Сели за сосновый стол, выкрашенный зеленой краской, и женщина принесла гостю чашку молока. Он чуть ли не забыл уже, что люди иногда пьют молоко. Чиркнув спичкой, поднесла ее к кольцевому фитилю керогаза, отрегулировала пламя и поставила на него кастрюльку, а когда вода закипела, одно за другим с ложки опустила туда яйца и вновь накрыла ее крышкой. Слепой мужчина сидел прямо и напряженно. Как будто это он был гостем в собственном доме. Когда яйца сварились, женщина переложила их, курящиеся
— Le gustan los blanquillos?[416] — сказал слепой.
— Si. Claro.[417]
Посидели. Яйца в миске исходили паром. Свет керосиновой лампы, на которой не было абажура, делал их лица похожими на маски, висящие в воздухе.
— Digame, — сказал слепой. — ?Que novedades tiene?[418]
Билли сказал, что в этой стране он для того, чтобы вернуть лошадей, украденных у его родителей. Сказал, что путешествует с братом, но сейчас с ним в разлуке. Слепой слушал, наклонив голову. Спросил, что нового слышно о революции, но таких новостей у мальчика не было. Затем слепой сказал, что хотя в их краях вроде бы все спокойно, это не обязательно добрый знак. Мальчик покосился на женщину. Женщина серьезно кивнула. Похоже, она относилась к мужу с большим почтением. Билли взял из миски яйцо, разбил скорлупу о край и начал чистить. Пока он ел, женщина завела рассказ об их жизни.

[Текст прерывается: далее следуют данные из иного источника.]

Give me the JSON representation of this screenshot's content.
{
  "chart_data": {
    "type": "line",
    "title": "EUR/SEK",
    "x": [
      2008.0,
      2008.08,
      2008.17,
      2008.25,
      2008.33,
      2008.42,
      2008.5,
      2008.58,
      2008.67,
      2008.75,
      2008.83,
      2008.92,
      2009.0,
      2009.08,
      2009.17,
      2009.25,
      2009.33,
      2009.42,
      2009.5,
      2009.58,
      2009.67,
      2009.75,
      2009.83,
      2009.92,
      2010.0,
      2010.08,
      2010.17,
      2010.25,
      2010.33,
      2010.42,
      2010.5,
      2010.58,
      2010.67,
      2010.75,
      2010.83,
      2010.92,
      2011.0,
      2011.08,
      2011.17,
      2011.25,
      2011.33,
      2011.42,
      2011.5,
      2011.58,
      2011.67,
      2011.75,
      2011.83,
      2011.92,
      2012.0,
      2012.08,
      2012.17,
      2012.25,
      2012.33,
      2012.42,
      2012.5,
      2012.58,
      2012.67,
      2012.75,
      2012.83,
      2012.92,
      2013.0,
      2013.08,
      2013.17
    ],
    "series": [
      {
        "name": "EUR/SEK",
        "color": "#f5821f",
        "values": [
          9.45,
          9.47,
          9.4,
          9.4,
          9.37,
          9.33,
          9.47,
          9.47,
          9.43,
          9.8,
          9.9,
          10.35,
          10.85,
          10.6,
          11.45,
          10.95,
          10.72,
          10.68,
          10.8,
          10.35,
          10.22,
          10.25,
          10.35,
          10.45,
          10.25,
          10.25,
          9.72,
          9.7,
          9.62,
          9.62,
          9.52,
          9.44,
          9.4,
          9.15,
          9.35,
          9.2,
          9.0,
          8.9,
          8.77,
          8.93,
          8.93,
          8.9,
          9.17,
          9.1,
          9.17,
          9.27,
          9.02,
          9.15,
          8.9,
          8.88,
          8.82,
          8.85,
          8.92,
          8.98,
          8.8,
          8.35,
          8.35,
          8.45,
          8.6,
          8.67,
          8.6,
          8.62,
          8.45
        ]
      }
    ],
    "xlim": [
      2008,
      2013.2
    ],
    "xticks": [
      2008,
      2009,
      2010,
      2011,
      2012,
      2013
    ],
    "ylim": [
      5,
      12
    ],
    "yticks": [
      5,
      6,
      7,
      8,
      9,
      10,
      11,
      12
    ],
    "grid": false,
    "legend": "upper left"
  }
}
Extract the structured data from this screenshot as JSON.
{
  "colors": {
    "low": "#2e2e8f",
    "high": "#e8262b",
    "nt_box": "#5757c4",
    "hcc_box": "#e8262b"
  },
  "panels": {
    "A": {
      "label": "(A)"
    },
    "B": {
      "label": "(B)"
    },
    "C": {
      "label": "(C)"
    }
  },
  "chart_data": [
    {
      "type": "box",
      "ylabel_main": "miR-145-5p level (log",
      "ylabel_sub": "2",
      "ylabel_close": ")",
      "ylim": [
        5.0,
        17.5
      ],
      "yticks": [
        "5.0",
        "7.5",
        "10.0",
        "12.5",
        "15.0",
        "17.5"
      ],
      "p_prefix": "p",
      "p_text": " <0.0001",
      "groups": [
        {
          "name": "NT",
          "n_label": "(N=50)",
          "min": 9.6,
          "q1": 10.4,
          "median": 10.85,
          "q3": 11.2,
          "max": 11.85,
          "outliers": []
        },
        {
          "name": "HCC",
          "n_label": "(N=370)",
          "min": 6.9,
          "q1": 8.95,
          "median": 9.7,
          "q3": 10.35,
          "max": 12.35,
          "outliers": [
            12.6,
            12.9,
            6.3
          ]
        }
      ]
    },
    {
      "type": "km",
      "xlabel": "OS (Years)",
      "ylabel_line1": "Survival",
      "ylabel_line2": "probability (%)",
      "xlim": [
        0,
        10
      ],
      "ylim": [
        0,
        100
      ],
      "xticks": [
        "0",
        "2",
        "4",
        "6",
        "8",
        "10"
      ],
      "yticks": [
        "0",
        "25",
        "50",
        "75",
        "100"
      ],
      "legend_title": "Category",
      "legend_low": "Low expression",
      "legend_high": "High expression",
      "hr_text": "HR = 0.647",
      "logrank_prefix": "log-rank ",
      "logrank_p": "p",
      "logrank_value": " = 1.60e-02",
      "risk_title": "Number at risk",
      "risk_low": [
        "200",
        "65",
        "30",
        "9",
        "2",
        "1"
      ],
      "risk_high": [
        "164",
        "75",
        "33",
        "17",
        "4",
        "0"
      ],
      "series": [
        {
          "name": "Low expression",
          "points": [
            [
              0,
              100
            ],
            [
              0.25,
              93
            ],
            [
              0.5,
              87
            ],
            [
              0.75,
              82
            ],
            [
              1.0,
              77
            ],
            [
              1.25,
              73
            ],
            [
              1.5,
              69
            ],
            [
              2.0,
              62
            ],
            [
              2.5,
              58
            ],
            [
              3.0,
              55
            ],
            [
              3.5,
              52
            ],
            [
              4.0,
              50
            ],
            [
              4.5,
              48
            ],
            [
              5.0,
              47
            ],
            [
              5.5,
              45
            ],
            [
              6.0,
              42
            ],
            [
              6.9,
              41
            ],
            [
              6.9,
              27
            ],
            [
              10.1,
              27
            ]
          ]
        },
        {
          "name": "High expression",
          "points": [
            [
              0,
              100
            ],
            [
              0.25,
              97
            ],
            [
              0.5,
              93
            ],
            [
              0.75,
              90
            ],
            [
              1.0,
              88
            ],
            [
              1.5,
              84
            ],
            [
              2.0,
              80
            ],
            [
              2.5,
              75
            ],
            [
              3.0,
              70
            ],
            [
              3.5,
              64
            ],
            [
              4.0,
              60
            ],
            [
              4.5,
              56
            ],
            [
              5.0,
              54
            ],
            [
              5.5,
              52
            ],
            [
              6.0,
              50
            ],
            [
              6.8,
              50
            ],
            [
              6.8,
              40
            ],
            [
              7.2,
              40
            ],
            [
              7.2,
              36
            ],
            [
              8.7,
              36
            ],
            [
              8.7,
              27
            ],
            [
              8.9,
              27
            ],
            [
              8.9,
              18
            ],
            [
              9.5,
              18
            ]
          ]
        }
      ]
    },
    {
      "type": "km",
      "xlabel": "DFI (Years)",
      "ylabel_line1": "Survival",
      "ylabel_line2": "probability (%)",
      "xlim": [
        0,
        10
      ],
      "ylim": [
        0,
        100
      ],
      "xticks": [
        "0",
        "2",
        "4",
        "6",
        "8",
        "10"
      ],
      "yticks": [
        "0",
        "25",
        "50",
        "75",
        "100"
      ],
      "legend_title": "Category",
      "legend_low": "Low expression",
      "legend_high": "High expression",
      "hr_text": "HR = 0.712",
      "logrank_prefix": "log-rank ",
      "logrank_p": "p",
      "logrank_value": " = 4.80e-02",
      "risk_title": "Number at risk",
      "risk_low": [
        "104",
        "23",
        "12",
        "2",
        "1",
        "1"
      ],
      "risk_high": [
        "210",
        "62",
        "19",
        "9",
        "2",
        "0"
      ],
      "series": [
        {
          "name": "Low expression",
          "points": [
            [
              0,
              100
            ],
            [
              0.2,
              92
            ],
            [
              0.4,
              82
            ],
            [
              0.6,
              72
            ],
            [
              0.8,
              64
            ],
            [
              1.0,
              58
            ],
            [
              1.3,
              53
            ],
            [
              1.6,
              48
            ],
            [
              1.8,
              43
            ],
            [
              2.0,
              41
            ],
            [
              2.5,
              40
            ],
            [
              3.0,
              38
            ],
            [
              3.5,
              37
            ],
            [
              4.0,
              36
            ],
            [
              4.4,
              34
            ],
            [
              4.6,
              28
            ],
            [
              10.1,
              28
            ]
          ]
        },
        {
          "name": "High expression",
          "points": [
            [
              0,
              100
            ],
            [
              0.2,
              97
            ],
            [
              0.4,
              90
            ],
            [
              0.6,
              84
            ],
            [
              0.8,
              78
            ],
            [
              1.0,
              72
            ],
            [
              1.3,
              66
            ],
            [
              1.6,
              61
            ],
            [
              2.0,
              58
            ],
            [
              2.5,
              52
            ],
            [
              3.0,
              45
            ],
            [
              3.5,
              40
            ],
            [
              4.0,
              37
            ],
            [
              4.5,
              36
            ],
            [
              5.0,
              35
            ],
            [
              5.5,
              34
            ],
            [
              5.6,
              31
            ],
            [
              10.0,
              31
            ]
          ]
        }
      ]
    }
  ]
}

Она сказала, что ее слепой муж происходит из простой семьи. Имеет «origenes humildes»,[419] как она выразилась. А глаз своих он лишился в лето Господне одна тысяча девятьсот тринадцатое, в городе Дуранго.{70} До этого он уехал на восток (это еще в конце зимы было), вступил в отряд Макловио Эрреры,{71} и третьего февраля, после сражения у Намикипы, они взяли город. В апреле он воевал на подступах к Дуранго в рядах повстанцев под командованием Контрераса и Перейры.{72} В арсенале федералистов они нашли древнюю, французского литья полукулеврину-дрейк,{73} к которой его как раз и приставили. Город они не взяли. Он мог бы спастись, продолжала женщина, но не оставил свой пост. И попал в плен наряду со многими другими. Пленным дали возможность присягнуть на верность правительству, а тех, кто отказался, ставили к стенке и без долгих проволочек расстреливали. Среди них были люди разных национальностей. Американцы, англичане, немцы… Были и те, кто приехал из стран, о которых здесь и слыхом не слыхивали. Но и они отправлялись к стенке и там умирали под градом винтовочного свинца и в жутком дыму. Они беззвучно падали друг на друга, выпачкав кровью своих сердец штукатурку сзади. Он видел это.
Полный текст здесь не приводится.